Providers recover just $15.77 of every $100 owed once turned over to collections1
Whitepaper | Ken Carr, MSL
Vice President of Revenue Cycle Management, Change Healthcare
Ken has over 30 years of experience in practice operations, AR management, process improvement, and advanced reporting. He has national responsibility for revenue cycle consulting for providers.
As businesses of all sizes struggle with skyrocketing healthcare costs, employers are looking to employees to help shoulder the burden, often by shifting to Consumer-Directed Health Plans (CDHP), which include higher medical deductibles and a higher share of payment responsibility for the employee. The increase in patient pay responsibility brings with it a significant problem: A sizable number of patients can’t (or won’t) pay for healthcare without employer subsidies. Research indicates that consumers at all income levels are more likely to pay their mortgages, insurance, loans, utilities, cable TV, Internet, lawn care, and newspapers before paying their healthcare bills.2
At the same time, healthcare reform is bringing added coverage to millions more people, further increasing revenue pressure as hospitals struggle to get ahead of the patient pay trend. Those that don’t are likely to experience more bad-debt write-offs, putting their bottom lines at risk.
What Can Be Done to Offset the Self-Pay Cycle? Plenty.
You can offset these challenging self-pay trends by improving collection and communication at all three stages of patient contact: pre-service, point-of-service and post-service.
This is the easiest time to collect and identify alternative sources of payment. As part of the pre-service process, you should:
1. Stratify payment potential
A recent study found as much as 31% of self-pay revenue written off to bad debt collection actually met provider charityeligibility guidelines.3 The right technology can make it easy for front line agents to conduct charity screening interviews as part of the pre-registration workflow. This enables quick determination of whether patients should be placed on a financial assistance pathway or patient payment pathway, which enhances your ability to collect payment for services rendered.
2. Verify eligibility
To ensure the most complete and accurate eligibility verification, providers need information from both EDI and web-based searches; real time queries ensure the latest information while scheduled batch queries ensure ongoing checks for changes or updates in patient eligibility and coverage. Together, they enable more accurate bill estimation, better management of patient expectations, and the ability to catch errors and updates quickly. This reduces denials and rework, and can improve your AR significantly.
3. Verify patient data and identity
Half of all required billing elements on a claim originate at the point of access, so correct information at registration is vital to an efficient revenue cycle.
4. Estimate patient responsibility
Systems that can help staff calculate a patient’s financial obligation for services and his/her ability to pay make it easier to communicate accurate expectations of financial responsibility, collect deposits, and set-up payment plans. Such clear, accurate communication has been shown to improve the likelihood of on-time bill payment, and increase patient satisfaction.
Even if you’ve already verified eligibility, updated charity status and estimated patient bills, you should complete the following tasks at the point-of service:
5. Set up and confirm payment plans
Technology and propensity-to-pay scoring systems should be used to create appropriate deposit and payment schedules. You can also take advantage of retail consumer strategies to collect payment, including:
- Collecting deposits
- Providing contracts that clearly set out payment schedules and expectations
- Securely storing credit card information to improve future point-of-service collections
6. Collect payment
E-cashiering systems can post patient payments directly to the patient accounting system. Organizations that employ these systems routinely report collection increases and AR reductions.

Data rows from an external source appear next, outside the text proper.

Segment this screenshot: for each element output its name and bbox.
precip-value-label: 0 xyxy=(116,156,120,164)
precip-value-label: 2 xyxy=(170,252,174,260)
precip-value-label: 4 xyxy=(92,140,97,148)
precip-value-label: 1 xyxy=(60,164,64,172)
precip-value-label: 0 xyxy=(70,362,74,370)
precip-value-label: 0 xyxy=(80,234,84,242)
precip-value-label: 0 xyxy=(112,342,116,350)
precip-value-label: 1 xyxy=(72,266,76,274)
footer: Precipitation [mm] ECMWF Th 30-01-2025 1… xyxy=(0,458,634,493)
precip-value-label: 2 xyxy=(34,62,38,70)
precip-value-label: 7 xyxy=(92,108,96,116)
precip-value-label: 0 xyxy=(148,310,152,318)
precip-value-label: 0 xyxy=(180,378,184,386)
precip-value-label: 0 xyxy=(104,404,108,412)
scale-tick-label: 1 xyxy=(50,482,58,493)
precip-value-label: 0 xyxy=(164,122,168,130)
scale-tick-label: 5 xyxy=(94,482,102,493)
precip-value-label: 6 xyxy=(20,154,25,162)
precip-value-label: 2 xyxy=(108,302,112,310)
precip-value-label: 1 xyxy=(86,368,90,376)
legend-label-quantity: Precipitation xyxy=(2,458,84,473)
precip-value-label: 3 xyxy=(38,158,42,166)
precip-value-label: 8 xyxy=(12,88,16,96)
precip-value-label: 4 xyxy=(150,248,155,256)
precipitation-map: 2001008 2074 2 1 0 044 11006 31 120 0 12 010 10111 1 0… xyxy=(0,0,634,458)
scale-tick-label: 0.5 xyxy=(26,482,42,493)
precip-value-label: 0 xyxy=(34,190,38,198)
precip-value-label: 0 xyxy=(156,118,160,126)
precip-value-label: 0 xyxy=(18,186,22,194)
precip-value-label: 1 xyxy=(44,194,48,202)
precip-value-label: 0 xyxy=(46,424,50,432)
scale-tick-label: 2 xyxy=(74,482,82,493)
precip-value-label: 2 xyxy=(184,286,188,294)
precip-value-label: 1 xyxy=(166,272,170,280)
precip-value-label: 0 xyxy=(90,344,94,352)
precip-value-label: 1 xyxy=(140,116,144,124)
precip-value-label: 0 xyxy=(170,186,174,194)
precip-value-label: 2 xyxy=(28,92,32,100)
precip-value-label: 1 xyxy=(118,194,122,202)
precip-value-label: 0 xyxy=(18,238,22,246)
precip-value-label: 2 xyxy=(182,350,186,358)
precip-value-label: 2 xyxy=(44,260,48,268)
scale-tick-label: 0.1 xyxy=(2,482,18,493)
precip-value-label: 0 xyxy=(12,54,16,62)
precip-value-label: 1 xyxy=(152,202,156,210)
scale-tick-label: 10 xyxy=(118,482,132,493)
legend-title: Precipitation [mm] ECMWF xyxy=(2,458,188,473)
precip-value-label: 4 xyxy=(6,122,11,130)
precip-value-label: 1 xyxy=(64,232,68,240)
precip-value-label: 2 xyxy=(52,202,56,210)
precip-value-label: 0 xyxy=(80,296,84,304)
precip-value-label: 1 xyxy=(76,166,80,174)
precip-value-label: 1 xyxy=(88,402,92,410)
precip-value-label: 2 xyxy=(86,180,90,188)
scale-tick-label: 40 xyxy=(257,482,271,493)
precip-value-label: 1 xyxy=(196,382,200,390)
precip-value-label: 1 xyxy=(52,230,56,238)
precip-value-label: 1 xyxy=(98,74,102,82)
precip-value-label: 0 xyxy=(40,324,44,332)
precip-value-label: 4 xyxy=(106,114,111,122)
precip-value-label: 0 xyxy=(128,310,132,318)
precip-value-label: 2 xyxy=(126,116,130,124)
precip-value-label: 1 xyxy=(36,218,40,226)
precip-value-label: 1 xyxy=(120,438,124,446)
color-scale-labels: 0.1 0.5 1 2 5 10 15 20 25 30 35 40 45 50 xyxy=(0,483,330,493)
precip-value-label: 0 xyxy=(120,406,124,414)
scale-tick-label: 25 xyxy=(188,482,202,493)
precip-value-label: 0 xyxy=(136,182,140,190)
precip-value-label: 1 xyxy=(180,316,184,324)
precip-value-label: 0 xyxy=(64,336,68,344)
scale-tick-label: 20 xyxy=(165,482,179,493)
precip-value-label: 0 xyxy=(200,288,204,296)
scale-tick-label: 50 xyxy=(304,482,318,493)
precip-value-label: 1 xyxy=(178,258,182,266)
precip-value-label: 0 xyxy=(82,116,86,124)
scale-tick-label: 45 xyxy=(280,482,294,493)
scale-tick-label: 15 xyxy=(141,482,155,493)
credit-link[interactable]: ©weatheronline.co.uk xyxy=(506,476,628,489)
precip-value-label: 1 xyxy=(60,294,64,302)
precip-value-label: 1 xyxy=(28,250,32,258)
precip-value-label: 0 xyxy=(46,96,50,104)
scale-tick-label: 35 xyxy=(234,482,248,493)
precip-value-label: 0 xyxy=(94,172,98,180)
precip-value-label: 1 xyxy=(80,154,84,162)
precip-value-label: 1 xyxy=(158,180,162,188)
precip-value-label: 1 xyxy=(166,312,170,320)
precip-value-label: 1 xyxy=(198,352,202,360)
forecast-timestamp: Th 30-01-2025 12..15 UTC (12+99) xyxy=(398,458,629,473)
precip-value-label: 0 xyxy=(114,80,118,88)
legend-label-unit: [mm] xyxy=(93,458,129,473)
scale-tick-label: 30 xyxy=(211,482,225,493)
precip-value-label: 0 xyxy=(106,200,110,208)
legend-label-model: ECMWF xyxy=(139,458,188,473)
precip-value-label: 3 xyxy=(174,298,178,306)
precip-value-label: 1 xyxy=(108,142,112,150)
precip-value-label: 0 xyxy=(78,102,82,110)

7. Advance your point-of-service policies beyond co-pay, fee schedule, and flat-rate collections
More complete, credible and defensible estimates can help you expand collection activities while providing patients with a more precise understanding of their responsibilities. Again, this improves both collections and patient satisfaction.
With most collections work already complete, post-service becomes the time to ensure accuracy, consistency and efficiency, with activities that include:
8. Confirm changes before billing
Plan enrollment, data collection, coverage limits, and dependent coverage are subject to change unexpectedly, and constant enrollment changes in governmental plans like Medicare Advantage and Medicaid HMOs will increase the likelihood of errors and rework. Double-check all of these items to keep your final billing from hitting any snags.
9. Make billing information and process clear and simple for patients, including:
- Easy-to-read statements that improve patient satisfaction and increase willingness to pay earlier in the revenue cycle
- Consolidated family payment information to help guarantors better manage their accounts
- Consolidated bills from the lab, physician, and hospital, which make the bill easier to understand, therefore more likely to be paid
- Online account management to reduce patient billing questions and phone calls, which lowers costs, improves patient satisfaction, and accelerates post-service payment collection
- Online payment plans, which lower self-pay AR and reduce processing costs by as much as $10 per transaction
10. Improve collections efficiency
It costs significantly less to collect from large insurers with millions of patients than to collect from individual patients. On average, consumers pay twice as slowly as all payers except Medicaid.5 Many providers find it more effective, efficient, and profitable to outsource all selfpay accounts to ensure maximum collection potential.